The diagnosis of KD is based on the clinical picture of the disease. At the moment, there is no specific test for diagnosis of KD. However, the diagnostic clinical criteria may help clinicians for diagnosis of KD (
7) (
Table 1). It is important to know that the diagnostic criteria are defined once other diseases with similar findings have been ruled-out (
7 ,
15). Kawasaki disease has three stages: acute febrile, subacute, and convalescent. The acute febrile phase is characterized by fever. The fever in KD is hectic and is usually higher than 39 °C (102 °F) and is unresponsive to antipyretics and antibiotic therapy (
15). If a child with KD is untreated, his/her fever and illness typically lasts for 1 to 2 weeks. Conjunctivitis (non purulent and bulbar) (
Figure 1), oropharyngeal changes (erythema, cracking, or fissuring of the lips, strawberry tongue, and non-exudative erythema of the oropharynx), and polymorphous rash (except bullous or vesicular eruption) are the most common clinical features of KD in its acute phase (
7 ,
15). The perineal desquamation and peripheral extremity changes (erythema or edema of the palms or soles) occurs during the acute phase of KD (
16). Cervical lymphadenopathy is not common in KD. It is usually found as a unilateral, firm and non-fluctuant node with a diameter greater than 1.5 cm, during acute phase of the disease. The cervical adenopathy needs to be considered in children who are not responding to antibiotic therapy (
17).
When fever and other signs of acute phase start to vanish the subacute phase initiates.

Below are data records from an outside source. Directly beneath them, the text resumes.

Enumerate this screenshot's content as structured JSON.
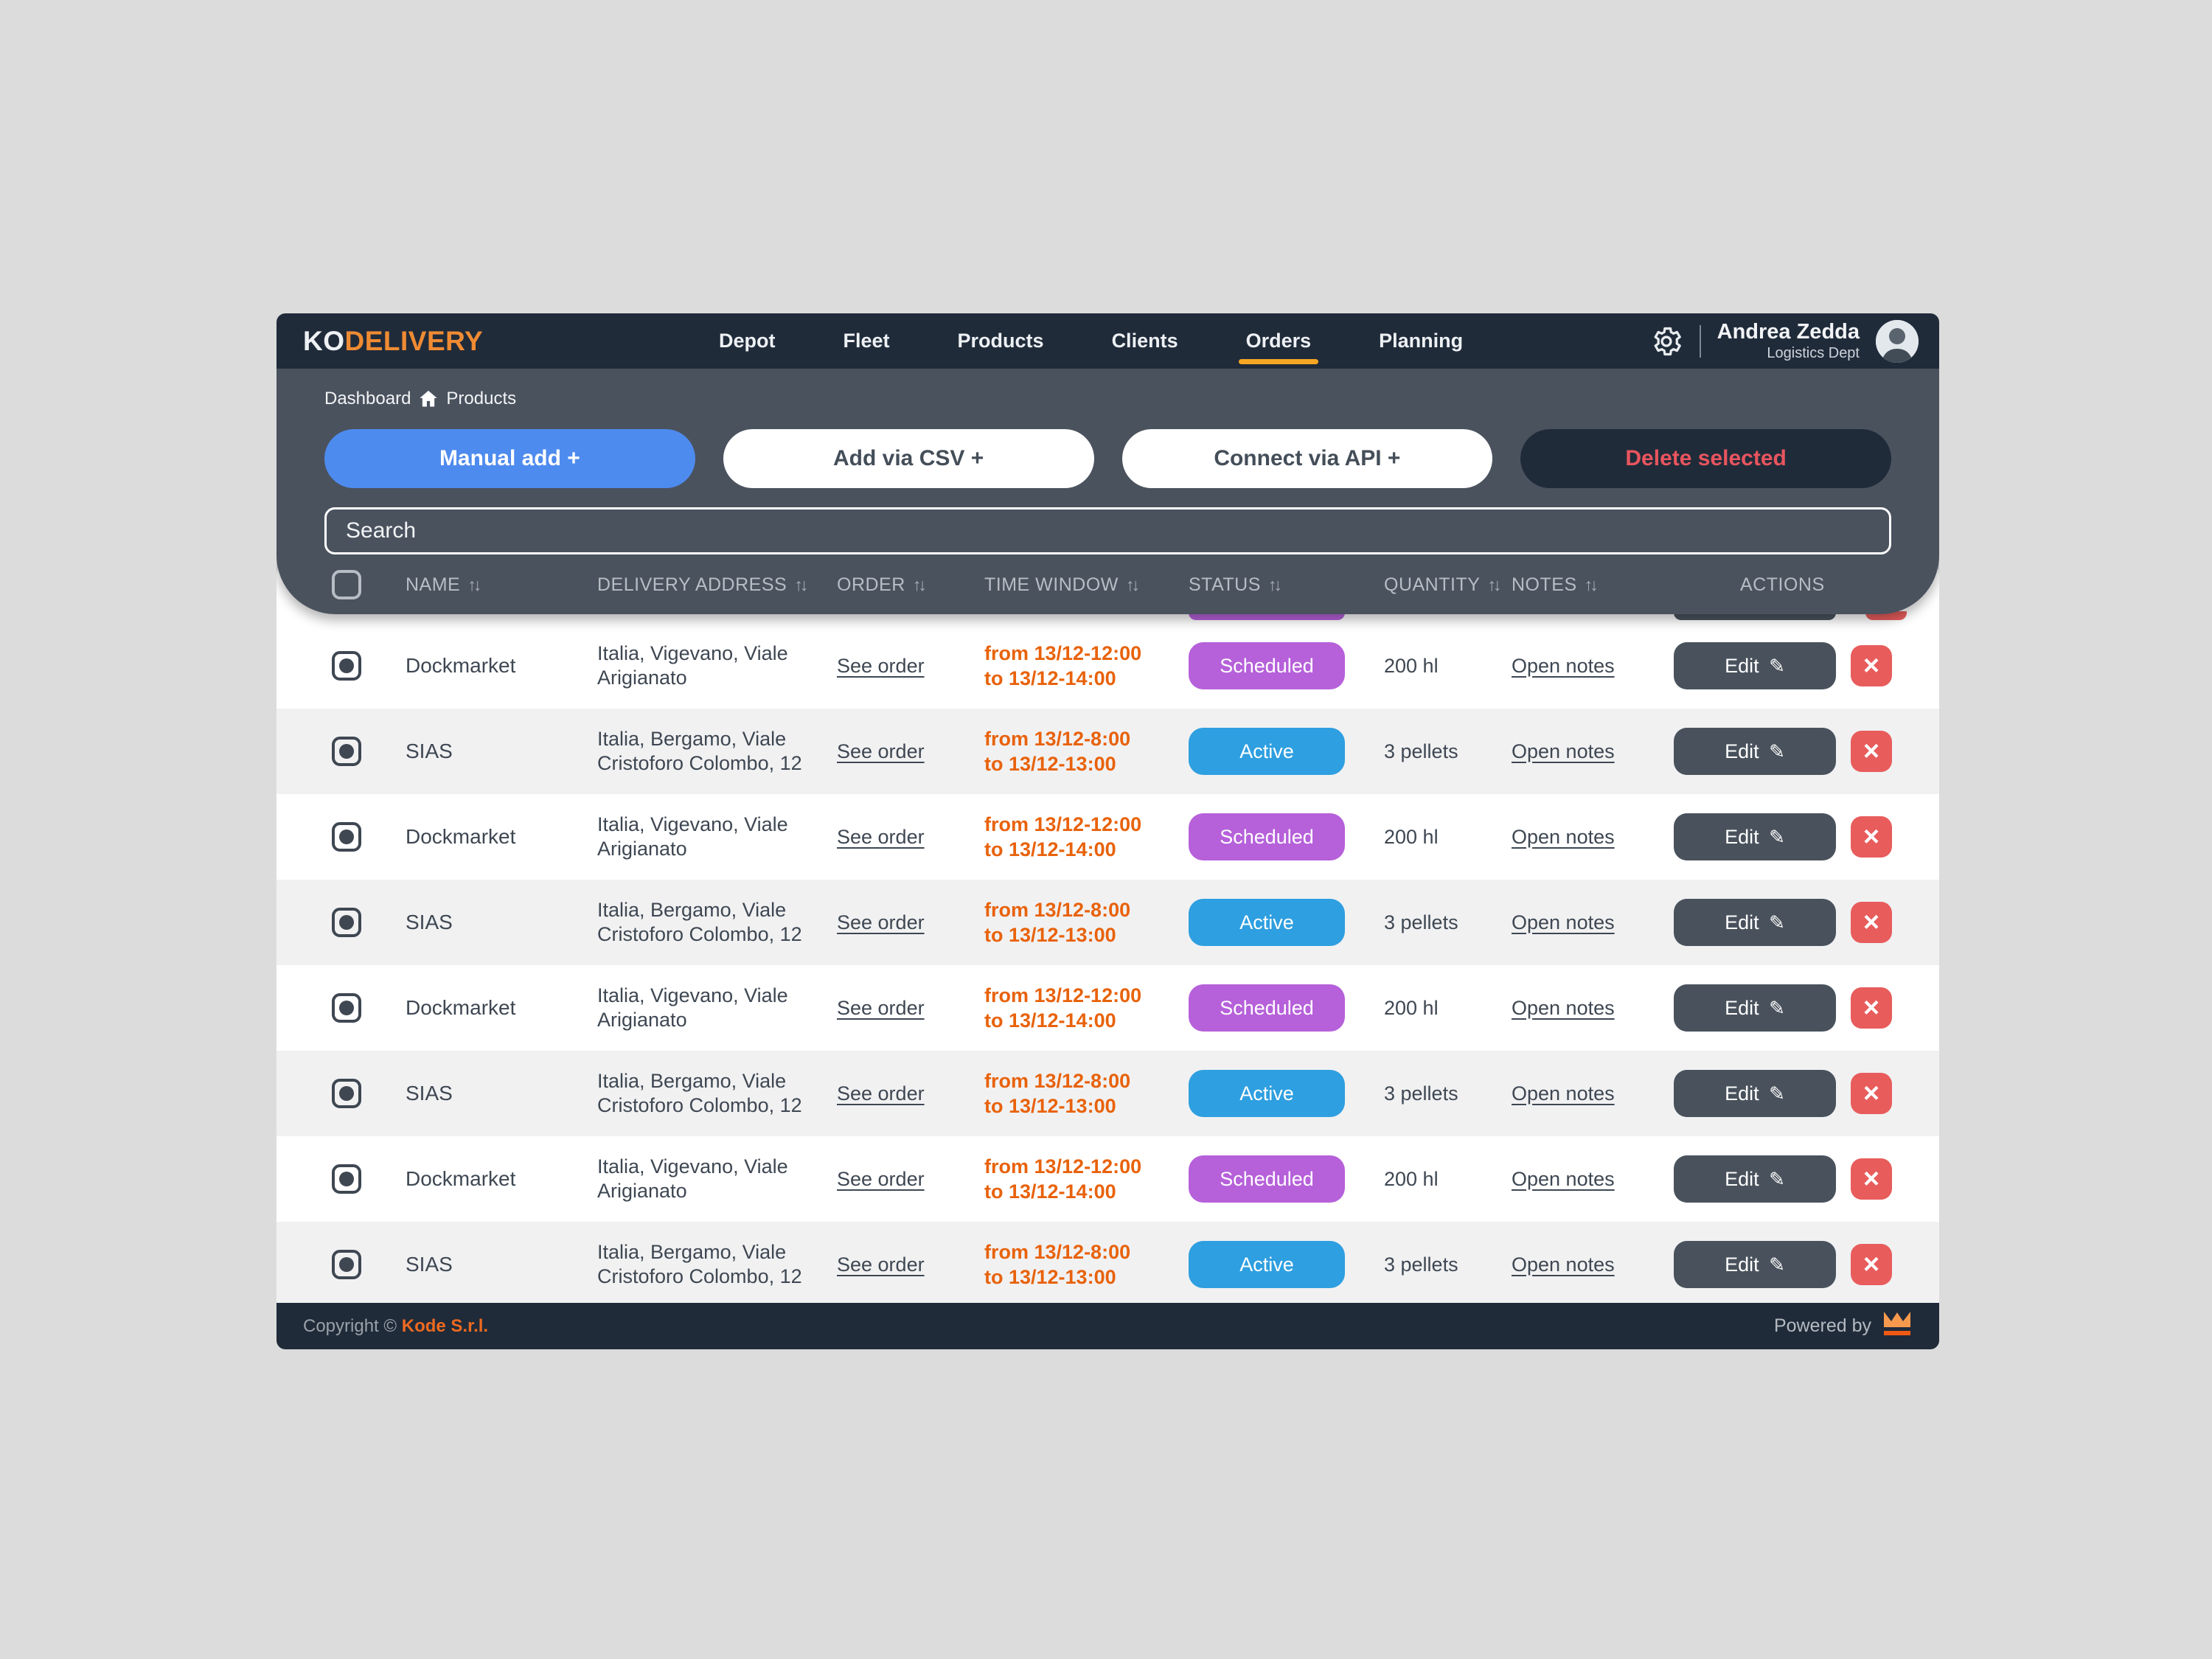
{
  "brand": {
    "logo_ko": "KO",
    "logo_delivery": "DELIVERY"
  },
  "nav": {
    "items": [
      {
        "label": "Depot",
        "active": false
      },
      {
        "label": "Fleet",
        "active": false
      },
      {
        "label": "Products",
        "active": false
      },
      {
        "label": "Clients",
        "active": false
      },
      {
        "label": "Orders",
        "active": true
      },
      {
        "label": "Planning",
        "active": false
      }
    ]
  },
  "user": {
    "name": "Andrea Zedda",
    "dept": "Logistics Dept"
  },
  "breadcrumb": {
    "items": [
      "Dashboard",
      "Products"
    ]
  },
  "toolbar": {
    "buttons": [
      {
        "label": "Manual add +",
        "style": "primary"
      },
      {
        "label": "Add via CSV +",
        "style": "light"
      },
      {
        "label": "Connect via API +",
        "style": "light"
      },
      {
        "label": "Delete selected",
        "style": "danger"
      }
    ]
  },
  "search": {
    "placeholder": "Search"
  },
  "icons": {
    "sort": "↑↓",
    "pencil": "✎",
    "close": "×",
    "settings": "gear",
    "home": "home",
    "crown": "crown"
  },
  "table": {
    "columns": [
      {
        "label": "NAME",
        "sortable": true
      },
      {
        "label": "DELIVERY ADDRESS",
        "sortable": true
      },
      {
        "label": "ORDER",
        "sortable": true
      },
      {
        "label": "TIME WINDOW",
        "sortable": true
      },
      {
        "label": "STATUS",
        "sortable": true
      },
      {
        "label": "QUANTITY",
        "sortable": true
      },
      {
        "label": "NOTES",
        "sortable": true
      },
      {
        "label": "ACTIONS",
        "sortable": false
      }
    ],
    "status_colors": {
      "Scheduled": "#b660da",
      "Active": "#2e9fe0"
    },
    "row_actions": {
      "edit": "Edit"
    },
    "rows": [
      {
        "name": "Dockmarket",
        "address": "Italia, Vigevano, Viale Arigianato",
        "order": "See order",
        "time": [
          "from 13/12-12:00",
          "to 13/12-14:00"
        ],
        "status": "Scheduled",
        "quantity": "200 hl",
        "notes": "Open notes",
        "checked": true
      },
      {
        "name": "SIAS",
        "address": "Italia, Bergamo, Viale Cristoforo Colombo, 12",
        "order": "See order",
        "time": [
          "from 13/12-8:00",
          "to 13/12-13:00"
        ],
        "status": "Active",
        "quantity": "3 pellets",
        "notes": "Open notes",
        "checked": true
      },
      {
        "name": "Dockmarket",
        "address": "Italia, Vigevano, Viale Arigianato",
        "order": "See order",
        "time": [
          "from 13/12-12:00",
          "to 13/12-14:00"
        ],
        "status": "Scheduled",
        "quantity": "200 hl",
        "notes": "Open notes",
        "checked": true
      },
      {
        "name": "SIAS",
        "address": "Italia, Bergamo, Viale Cristoforo Colombo, 12",
        "order": "See order",
        "time": [
          "from 13/12-8:00",
          "to 13/12-13:00"
        ],
        "status": "Active",
        "quantity": "3 pellets",
        "notes": "Open notes",
        "checked": true
      },
      {
        "name": "Dockmarket",
        "address": "Italia, Vigevano, Viale Arigianato",
        "order": "See order",
        "time": [
          "from 13/12-12:00",
          "to 13/12-14:00"
        ],
        "status": "Scheduled",
        "quantity": "200 hl",
        "notes": "Open notes",
        "checked": true
      },
      {
        "name": "SIAS",
        "address": "Italia, Bergamo, Viale Cristoforo Colombo, 12",
        "order": "See order",
        "time": [
          "from 13/12-8:00",
          "to 13/12-13:00"
        ],
        "status": "Active",
        "quantity": "3 pellets",
        "notes": "Open notes",
        "checked": true
      },
      {
        "name": "Dockmarket",
        "address": "Italia, Vigevano, Viale Arigianato",
        "order": "See order",
        "time": [
          "from 13/12-12:00",
          "to 13/12-14:00"
        ],
        "status": "Scheduled",
        "quantity": "200 hl",
        "notes": "Open notes",
        "checked": true
      },
      {
        "name": "SIAS",
        "address": "Italia, Bergamo, Viale Cristoforo Colombo, 12",
        "order": "See order",
        "time": [
          "from 13/12-8:00",
          "to 13/12-13:00"
        ],
        "status": "Active",
        "quantity": "3 pellets",
        "notes": "Open notes",
        "checked": true
      }
    ]
  },
  "footer": {
    "copyright_prefix": "Copyright © ",
    "company": "Kode S.r.l.",
    "powered_by": "Powered by"
  },
  "colors": {
    "navbar": "#202b3a",
    "panel": "#4a525e",
    "accent_orange": "#f5a623",
    "brand_orange": "#ef8b33",
    "time_orange": "#e8620b",
    "primary_blue": "#4e8bee",
    "danger_red": "#e8555e",
    "badge_scheduled": "#b660da",
    "badge_active": "#2e9fe0",
    "row_alt": "#f1f1f2",
    "page_bg": "#dcdcdc"
  }
}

During this phase, the child is at the highest risk for sudden death because of coronary vasculitis in combination with significant thrombocytosis and hypercoagulable state. Around weeks 4 to 6 when all signs of illness have disappeared, the convalescent phase begins, and it remains until the acute phase reactants become normal. Deep transverse grooves across the nails (Beau’s lines) within 1 to 2 months after the onset of fever have been described (
18) (
Figure 2). Erythema and induration at the previous site of BCG vaccine are commonly seen (
19).
Arthralgia, arthritis (oligo or polyarticular), abdominal pain, vomiting, diarrhea, hepatitis, hydrops of the gallbladder, irritability, urethritis, aseptic meningitis, facial palsy, sterile pyuria and otitis media are some of the less common clinical findings in children with KD (
20,
21).
Cardiac abnormalities in the acute phase are as following: tachycardia out of quantity to the fever, decreased R-wave voltage, changes in the ST and T waves, and prolonged PR or QT intervals in electrocardiography, pericardial effusion, myocarditis, congestive heart failure, and mitral regurgitation (
22,
23).
Laboratory findings may include neutrophilia, anemia, thrombocytosis, elevated erythrocyte sedimentation rate, elevated serum transaminase levels, hypoalbuminemia, positive C-reactive protein test result and an elevated serum α1-antitrypsin level.